Но как бы то ни было, приобученный таким образом, или устремленный в течение целой жизни к единой мете пылкий разум, хотя бы наконец и освободился от своих занятий, но и в спокойном своем пребывании трудно ему совершенно устранить себя от тех связей или помыслов, которые долговременно приводили его в движение и коими он в службе занимался. Сию-то самую цель понятий хочу я теперь сообщить моим соотечественникам, которую приобрел из опытов и утвердил в себе моим соображением, дабы чрез то кому угодно, елико можно, быть полезным или по крайности сколько-нибудь уверить надменных молодых людей в той истине, что самый превосходнейший дворянин подобен новому остеклованному крину[2], которого с поверхностей только касалось благоухание и при дуновении ветра в минуту исчезло; а долговременный практик — тому старому брошенному горшку, который сквозь, внутрь и вне оным проникнут и в могиле коего черепья приятный издает запах.

Бывают такие положения, в которых человеку, как будто вышедшему из живущего мира, позволяется говорить о себе самом. Разлуку с знатными местами можно уподобить тому могильному мраку, в коем прошедшая жизнь кажется сном, а преходящее остальное течение тому погасающему отблеску, который не отражая от себя ярких лучей, не вредит очам зависти…

Отрывок из третьей редакции

править

…По простоте сердца или по горячей вере, что всякая власть происходит от Бога и что Он все учреждает к лучшему, в прежние времена люди были равнодушны к мерам, которые правительство принимало. Ныне всяк толкует об оных, и потому особы, к правлению определяемый, сделались такими же позорищными лицедеями, которых всякий зритель есть судья. По сим причинам ныне править делами вдвое труднее или легче против прежняго.
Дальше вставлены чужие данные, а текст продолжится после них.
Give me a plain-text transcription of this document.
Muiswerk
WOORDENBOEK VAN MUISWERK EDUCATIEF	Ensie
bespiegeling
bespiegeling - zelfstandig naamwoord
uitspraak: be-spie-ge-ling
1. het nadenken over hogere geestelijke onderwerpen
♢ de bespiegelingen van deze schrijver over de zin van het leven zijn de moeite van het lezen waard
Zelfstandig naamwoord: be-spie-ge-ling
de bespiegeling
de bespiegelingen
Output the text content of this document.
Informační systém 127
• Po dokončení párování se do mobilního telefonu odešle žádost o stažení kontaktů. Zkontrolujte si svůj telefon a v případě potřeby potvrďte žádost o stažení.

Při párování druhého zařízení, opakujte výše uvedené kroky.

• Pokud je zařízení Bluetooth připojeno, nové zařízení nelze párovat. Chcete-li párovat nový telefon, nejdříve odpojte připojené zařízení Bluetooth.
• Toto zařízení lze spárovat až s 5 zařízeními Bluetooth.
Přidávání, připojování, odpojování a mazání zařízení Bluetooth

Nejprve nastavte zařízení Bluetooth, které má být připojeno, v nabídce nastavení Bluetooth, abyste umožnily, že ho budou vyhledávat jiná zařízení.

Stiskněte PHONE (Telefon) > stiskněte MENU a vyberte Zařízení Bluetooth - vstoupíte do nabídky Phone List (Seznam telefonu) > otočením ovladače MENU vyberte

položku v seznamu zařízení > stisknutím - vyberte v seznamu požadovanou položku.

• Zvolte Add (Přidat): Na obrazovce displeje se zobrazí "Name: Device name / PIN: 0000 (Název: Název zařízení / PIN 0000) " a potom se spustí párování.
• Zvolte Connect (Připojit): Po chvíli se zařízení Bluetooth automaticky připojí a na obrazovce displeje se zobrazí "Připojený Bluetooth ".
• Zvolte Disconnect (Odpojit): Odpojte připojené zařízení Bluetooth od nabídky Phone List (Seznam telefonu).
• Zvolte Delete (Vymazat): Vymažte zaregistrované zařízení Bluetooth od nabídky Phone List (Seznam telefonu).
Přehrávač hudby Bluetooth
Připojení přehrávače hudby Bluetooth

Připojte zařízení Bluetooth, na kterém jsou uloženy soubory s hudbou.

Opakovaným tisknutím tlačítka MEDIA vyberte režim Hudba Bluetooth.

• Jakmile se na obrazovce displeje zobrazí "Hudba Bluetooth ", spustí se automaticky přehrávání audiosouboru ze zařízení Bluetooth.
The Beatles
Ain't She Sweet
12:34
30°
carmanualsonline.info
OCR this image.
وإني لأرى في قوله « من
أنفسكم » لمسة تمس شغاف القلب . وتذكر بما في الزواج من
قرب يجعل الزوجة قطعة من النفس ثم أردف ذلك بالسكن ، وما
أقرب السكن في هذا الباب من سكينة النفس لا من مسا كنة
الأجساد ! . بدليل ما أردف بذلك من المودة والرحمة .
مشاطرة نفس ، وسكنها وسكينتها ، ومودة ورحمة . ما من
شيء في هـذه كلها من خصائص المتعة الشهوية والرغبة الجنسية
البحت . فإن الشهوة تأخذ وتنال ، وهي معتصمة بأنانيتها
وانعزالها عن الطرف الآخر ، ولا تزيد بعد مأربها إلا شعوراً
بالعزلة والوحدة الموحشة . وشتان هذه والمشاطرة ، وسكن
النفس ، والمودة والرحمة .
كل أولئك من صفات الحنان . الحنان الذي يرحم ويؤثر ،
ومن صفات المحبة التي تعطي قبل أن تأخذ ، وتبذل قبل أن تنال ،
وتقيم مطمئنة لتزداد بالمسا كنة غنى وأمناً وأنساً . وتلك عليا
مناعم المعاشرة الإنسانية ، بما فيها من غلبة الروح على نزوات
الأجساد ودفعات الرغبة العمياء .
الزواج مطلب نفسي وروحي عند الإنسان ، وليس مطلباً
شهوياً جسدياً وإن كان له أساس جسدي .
Труднее, думаю я, потому что более систем и умствования: надобно все знать, сообразить, согласить и пустить без ошибки в ход; легче потому, что по расширившемуся, просвещению более способных людей, которые не только понимать, но даже отгадывать могут. Прикажи и исполнят. Итак надобно знать прежде ту неоспоримую истину…

Примечания

править

1. Внушать — здесь: в старинном значении «внимать».

2. Крин — здесь: в значении «кринка», то есть горшок, сосуд.